Baseline Performance - Everything You Need To Know

Figuring out your baseline performance lets you take a good look at where you are currently, and helps you create goals on where you want to be. Being able to watch your improvements over time gives you concrete evidence that your training is working. A lot of athletes who are just starting out tend to skip this step, but it's one of the most valuable pieces of information you can have.

Knowing your baseline performance gives you insight into how much intensity you can, or should, put into your workouts and rucks.
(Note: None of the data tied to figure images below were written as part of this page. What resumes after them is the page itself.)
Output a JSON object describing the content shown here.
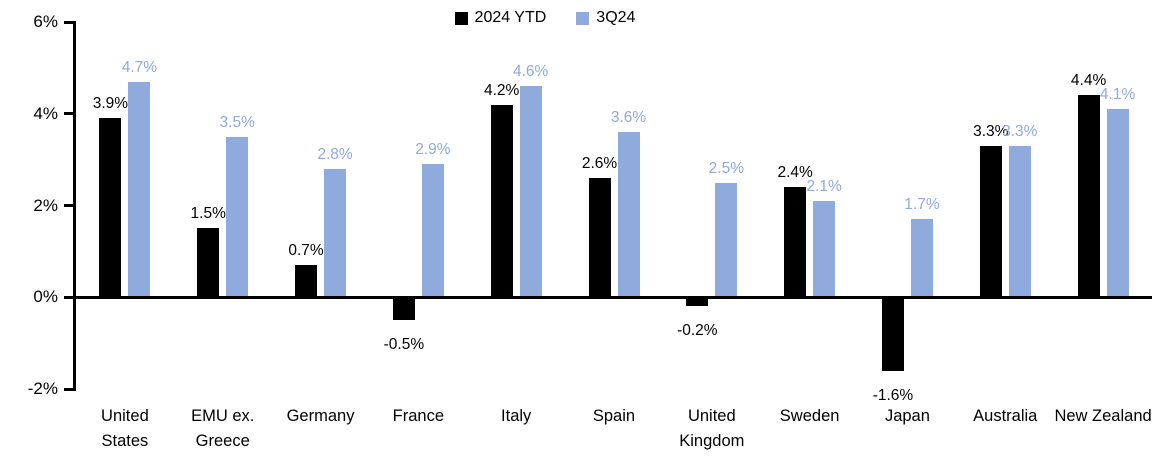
{
  "chart_data": {
    "type": "bar",
    "title": "",
    "xlabel": "",
    "ylabel": "",
    "categories": [
      "United States",
      "EMU ex. Greece",
      "Germany",
      "France",
      "Italy",
      "Spain",
      "United Kingdom",
      "Sweden",
      "Japan",
      "Australia",
      "New Zealand"
    ],
    "series": [
      {
        "name": "2024 YTD",
        "color": "#000000",
        "values": [
          3.9,
          1.5,
          0.7,
          -0.5,
          4.2,
          2.6,
          -0.2,
          2.4,
          -1.6,
          3.3,
          4.4
        ],
        "labels": [
          "3.9%",
          "1.5%",
          "0.7%",
          "-0.5%",
          "4.2%",
          "2.6%",
          "-0.2%",
          "2.4%",
          "-1.6%",
          "3.3%",
          "4.4%"
        ]
      },
      {
        "name": "3Q24",
        "color": "#8FAADC",
        "values": [
          4.7,
          3.5,
          2.8,
          2.9,
          4.6,
          3.6,
          2.5,
          2.1,
          1.7,
          3.3,
          4.1
        ],
        "labels": [
          "4.7%",
          "3.5%",
          "2.8%",
          "2.9%",
          "4.6%",
          "3.6%",
          "2.5%",
          "2.1%",
          "1.7%",
          "3.3%",
          "4.1%"
        ]
      }
    ],
    "y_axis": {
      "min": -2,
      "max": 6,
      "tick_step": 2,
      "ticks": [
        -2,
        0,
        2,
        4,
        6
      ],
      "tick_labels": [
        "-2%",
        "0%",
        "2%",
        "4%",
        "6%"
      ]
    },
    "grid": false,
    "legend_position": "top-center",
    "axis_color": "#000000",
    "background_color": "#ffffff"
  }
}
You may notice stiffness or even poor postural habits you've kept over time that could be limiting your range of motion.

What Is Baseline Performance?

Baseline Performance is a way for you (and for PATHFINDER) to measure your improvement at the end of Class compared to an established baseline recorded in the beginning of Class in four (4) key areas. These four key performance areas are:

  1. 2 minutes maximum push-ups
  2. 2 minutes maximum sit-ups
  3. 2 mile run time
  4. 2 mile ruck time

While performing your assessment, do as many push-ups and sit-ups as you can for time and record those numbers. On your run times, it's okay to walk. If you're new to assessments, it can feel intimidating, but everyone starts somewhere.
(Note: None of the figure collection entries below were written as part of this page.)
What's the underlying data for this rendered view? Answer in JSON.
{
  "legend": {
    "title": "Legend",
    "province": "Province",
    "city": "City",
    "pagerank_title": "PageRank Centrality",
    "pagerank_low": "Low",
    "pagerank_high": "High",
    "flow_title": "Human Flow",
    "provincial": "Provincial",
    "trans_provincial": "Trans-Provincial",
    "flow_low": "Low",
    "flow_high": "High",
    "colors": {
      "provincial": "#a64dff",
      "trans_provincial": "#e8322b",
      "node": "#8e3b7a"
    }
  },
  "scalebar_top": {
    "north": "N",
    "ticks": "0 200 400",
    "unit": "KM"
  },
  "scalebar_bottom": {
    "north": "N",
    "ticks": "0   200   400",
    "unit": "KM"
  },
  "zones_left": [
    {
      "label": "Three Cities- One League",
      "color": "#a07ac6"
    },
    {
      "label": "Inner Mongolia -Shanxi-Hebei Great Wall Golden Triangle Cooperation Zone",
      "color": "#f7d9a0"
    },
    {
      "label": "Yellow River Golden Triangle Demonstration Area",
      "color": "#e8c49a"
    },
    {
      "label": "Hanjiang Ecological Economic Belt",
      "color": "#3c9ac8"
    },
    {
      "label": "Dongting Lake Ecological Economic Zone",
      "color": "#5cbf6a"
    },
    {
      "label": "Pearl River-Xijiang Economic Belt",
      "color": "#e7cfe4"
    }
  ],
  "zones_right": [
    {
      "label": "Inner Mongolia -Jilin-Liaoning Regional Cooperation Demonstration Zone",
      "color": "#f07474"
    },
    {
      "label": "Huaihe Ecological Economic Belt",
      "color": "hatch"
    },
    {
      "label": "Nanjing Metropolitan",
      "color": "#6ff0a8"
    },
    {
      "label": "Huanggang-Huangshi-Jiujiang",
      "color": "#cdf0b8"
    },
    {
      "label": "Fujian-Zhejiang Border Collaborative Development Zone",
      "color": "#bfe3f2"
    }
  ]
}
Performance Exercise Guidelines

Timing and Structure: 
You don't have to do all the exercises one after the other. You don't have to conduct them in the context of the APFT parameters either (although you are welcome to and can use these numbers if you are attempting any APFT Challenge). You can do push-ups today and sit-ups tomorrow. Up to you. But try to get them recorded as soon as possible so we can see your improvement over time.

Proper Form: 
You'll want to use proper push-up and sit-up form as prescribed by the APFT guidelines. If you are not yet at the level where you can do the proper form, then do your best and record it as your baseline, then endeavor through the Class to improve your form and do them as prescribed.

The Run: 
Do the full 2 miles in one go. Even if you have to walk some or most of it. Do not wear a ruck, and try to do your run on a flat course. 

The Ruck: 
Do the 2 miles in one go. Your ruck weight does not matter (Advanced is not required to use 45#/30# dry weight). But whatever weight you do choose, use the same weight when you retest at ENDEX.

Limitations: 
If you have limitations that would prevent you from doing any of the exercises, just skip that metric and don't enter anything.

Recording Performance

Baseline Performance is found on your dashboard in the Online Log system that has your log system options. You will see a button labeled: Set Performance. Click/tap that button to get to the new entry form where you can enter your baseline metrics.

Where To Find Baseline Performance

When you click/tap the "Set Performance" button you will see a new screen where you can enter your numbers. Enter your numbers carefully; once you submit them you will not be able to edit them

You will also notice that the ENDEX stats are inaccessible at this time. Those will not come available until one week prior to the end of Class. We request that you do not test your performance until at least that time, especially if you have not completed your program requirements. You will still be able to update your ENDEX stats for about a week after then end of Class, so you can even test after ENDEX if you need to.

Baseline Performance Input

Common Questions

Do I have to do this?
No, you don't, but it would really help us if you did!

Why are we doing this? 
Two reasons: 

  1. We want establish standard, measurable performance metrics to show in a quantifiable way the improvements a Roster can achieve through the program, and 
  2. We want to be able to publish the results in aggregate publicly as one dimension of hard proof that the program produces results.

So you're going to publish my stats publicly?
No, your name and/or Roster No. will not be associated with any stats we publish publicly.

What if I forget?
Your Course Advisor will remind you, as will we.

What if I choose not to do it? 
That's ok, this is not required, and we're using it to test and see if it makes sense to do, helps us achieve our goals, and is worth it for you to do. We hope you will participate.

Can this count as one of my workouts? 
No.

Can this count as one of my Challenges?
Yes, but only if you treat the push-ups, sit-ups, and the 2 mile run as if you were taking the APFT:

  • Forward: It can count as a baseline or improvement for the APFT Achievement Challenge; if you pass with a score of at least 60 in each dimension it can satisfy the AFPT Challenge
  • Endure/Advanced: if you score 250 or higher it can satisfy the AFPT Challenge for Endure and the APFT Requirement for Advanced.

Do the miles count? 
The ruck miles count toward your total mileage requirements. The run miles do not count towards the requirement total.

How will you measure performance improvement? 
Right now we plan to just measure by percentage increases in number of push-ups and sit-ups, and percentage reduction in run and ruck times. We may record most, least, average, and median improvements in each metric across the Class as a whole.

What do I do if I have a problem? 
Let your Course Advisor know what the problem is; they will communicate it back to us. If you have a problem with the log system try to grab a screenshot of any errors or anything that looks off.